A remote beach in a part of Western Australia known for its rock lobsters and wildflowers has become home to a hulking metallic mystery object and the police officers guarding it.
The Western Australia Police Force asked people on Monday not to draw conclusions about the origins of the cylindrical object while it was being investigated. But in news reports and on social media, people speculated that it could be from a military or commercial airplane, or even a spacecraft.
A civilian reported the object to the police on Sunday after it was found near Green Head, a coastal town of fewer than 300 people about 155 miles north of Perth that is known for its fishing and sea lions.
The police said in a statement on Monday night that the object was safe and did not pose a risk to the public, according to an analysis by state fire and emergency services officials and chemical and forensic science investigators.
Still, the police asked the public to stay away. The mystery object would be moved only after it was formally identified, the police said.

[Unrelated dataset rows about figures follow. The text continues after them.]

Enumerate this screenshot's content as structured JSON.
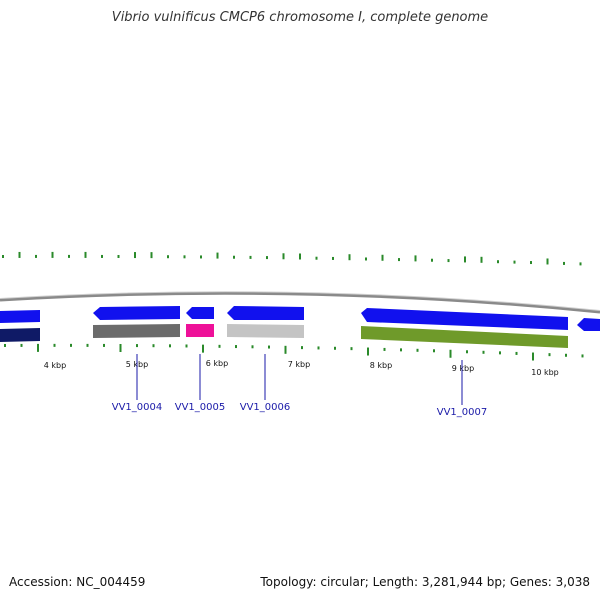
{
  "title": "Vibrio vulnificus CMCP6 chromosome I, complete genome",
  "footer": {
    "accession": "Accession: NC_004459",
    "summary": "Topology: circular; Length: 3,281,944 bp; Genes: 3,038"
  },
  "colors": {
    "forward_cds": "#1111ee",
    "navy": "#0f1a66",
    "dark_gray": "#6b6b6b",
    "magenta": "#ee1199",
    "light_gray": "#c4c4c4",
    "olive": "#6f9a2a",
    "tick_green": "#2a8a2a",
    "backbone": "#8a8a8a",
    "label_blue": "#1a1aa8"
  },
  "chart_data": {
    "type": "genome_map",
    "scale_labels": [
      "4 kbp",
      "5 kbp",
      "6 kbp",
      "7 kbp",
      "8 kbp",
      "9 kbp",
      "10 kbp"
    ],
    "genes": [
      {
        "label": "VV1_0004"
      },
      {
        "label": "VV1_0005"
      },
      {
        "label": "VV1_0006"
      },
      {
        "label": "VV1_0007"
      }
    ]
  }
}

Before the police arrived to guard the cylinder on Monday, locals had gathered around the mystery object on Sunday night, the Australian Broadcasting Corporation reported.
Garth Griffiths, who lives near the beach, told the ABC that 20 to 30 people were at the site of the object at any time.
“It was a great social evening,” Mr. Griffiths said. “It was a lovely, still night. The kids were digging sand castles around it.”
He said that a local couple had discovered the object floating in the water and pulled it out of the ocean using their four-wheel-drive vehicle.
The police said in an earlier statement on Monday that officers were guarding the object to preserve potential evidence and to make it easier for experts to examine the cylinder while state and federal agencies investigated it.
There was speculation online that the object was connected to MH370, the Malaysia Airlines plane that disappeared in 2014 after flying south over the Indian Ocean. However, the police said that at this “early stage” in their investigation, it did not appear that the debris was from a commercial aircraft.
The Australian Space Agency said in a statement on Twitter on Monday that the object “could be from a foreign space launch vehicle.” The agency said it was communicating with space agencies in other countries to get more information.
“As the origin of the object is unknown, the community should avoid handling or attempting to move the object,” the agency said.
Last year, a sheep farmer found a pointy black piece of space debris on his 5,000-acre property in a remote corner of southeastern Australia. Earlier this year, investigators examined a giant metal ball that was found on a beach in Hamamatsu, Japan. It turned out to be a buoy.